Clinical history should focus on understanding fluid losses and intake; physical exam should include vital signs, evidence of orthostatic hypotension, capillary refill, jugular venous pulsation, and assessment for pulmonary edema. Subsequent clinical monitoring should include fluid balance (Ins and Outs) and daily weights. All patients starting or continuing IVF should have a basic metabolic panel at least daily according to the guidelines, though the authors note this frequency may be too high for some patients and needs further study.2

Recommendation 2

The guidelines describe four types of IV fluids that can be administered: crystalloids, balanced crystalloids, glucose solutions, and non blood-product colloids.2

Crystalloids include isotonic saline with 154 millimoles (mmol) of sodium and chloride. Balanced crystalloids, such as lactated Ringer’s solution, are more physiologic, with less sodium and chloride, and the addition of magnesium, potassium, and calcium. Glucose solutions are quickly metabolized and, thus, are an effective way to deliver free water. Non blood-product colloids include particles that are retained within the circulation, including proteins such as human albumin.

Recommendation 3

For each indication to administer IVF, the guidelines recommend the following formulations and considerations:2

For general resuscitation, use crystalloids with sodium content of 130-154 mmol, delivered in a bolus of at least 500 milliliters (mL) over 15 minutes or less.

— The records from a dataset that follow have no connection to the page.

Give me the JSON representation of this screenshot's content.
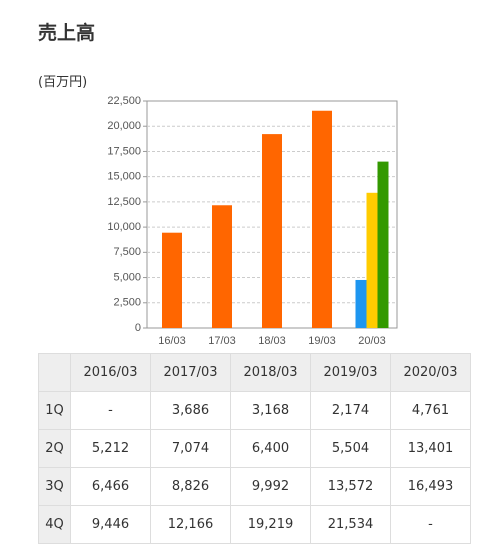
{
  "header": {
    "title": "売上高",
    "unit": "(百万円)"
  },
  "chart_data": {
    "type": "bar",
    "categories": [
      "16/03",
      "17/03",
      "18/03",
      "19/03",
      "20/03"
    ],
    "series": [
      {
        "color": "#1e96f0",
        "values": [
          null,
          null,
          null,
          null,
          4761
        ]
      },
      {
        "color": "#ffcc00",
        "values": [
          null,
          null,
          null,
          null,
          13401
        ]
      },
      {
        "color": "#339900",
        "values": [
          null,
          null,
          null,
          null,
          16493
        ]
      },
      {
        "color": "#ff6600",
        "values": [
          9446,
          12166,
          19219,
          21534,
          null
        ]
      }
    ],
    "ylim": [
      0,
      22500
    ],
    "yticks": [
      0,
      {
        "value": 2500,
        "label": "2,500"
      },
      {
        "value": 5000,
        "label": "5,000"
      },
      {
        "value": 7500,
        "label": "7,500"
      },
      {
        "value": 10000,
        "label": "10,000"
      },
      {
        "value": 12500,
        "label": "12,500"
      },
      {
        "value": 15000,
        "label": "15,000"
      },
      {
        "value": 17500,
        "label": "17,500"
      },
      {
        "value": 20000,
        "label": "20,000"
      },
      {
        "value": 22500,
        "label": "22,500"
      }
    ],
    "grid": true
  },
  "table": {
    "header": [
      "2016/03",
      "2017/03",
      "2018/03",
      "2019/03",
      "2020/03"
    ],
    "rows": [
      [
        "1Q",
        "-",
        "3,686",
        "3,168",
        "2,174",
        "4,761"
      ],
      [
        "2Q",
        "5,212",
        "7,074",
        "6,400",
        "5,504",
        "13,401"
      ],
      [
        "3Q",
        "6,466",
        "8,826",
        "9,992",
        "13,572",
        "16,493"
      ],
      [
        "4Q",
        "9,446",
        "12,166",
        "19,219",
        "21,534",
        "-"
      ]
    ]
  }
}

For sepsis, infuse at least 30 mL/kg.4 For routine maintenance, restrict the volume to 25-30 mL/kg/day of water, and include 1 mmol/kg/day of potassium, sodium, and chloride along with 50-100 g/day of glucose to prevent starvation ketosis, though glucose should be avoided in most diabetic patients. With obesity, adjust the IVF to ideal body weight, and for patients who are older, frail, or admitted with renal or cardiac impairment, consider prescribing a lower range of fluid (20-25 mL/kg/day). For redistribution or replacement, use sodium chloride or balanced crystalloids or consider colloids, which have a theoretical advantage in expanding intravascular volume while limiting interstitial edema. Note that colloids are more expensive, and definitive evidence supporting increased efficacy is lacking. Clinicians should monitor closely for hypovolemia, hypervolemia, and electrolyte abnormalities, particularly hypo- and hypernatremia that carry associated mental status implications and risk of central pontine myelinolysis. The inadvertent overuse of IVF is common in hospital settings, particularly when maintenance fluids are not discontinued upon patient improvement or when patients move between care areas. Thus, regular clinical reassessment of volume status is important.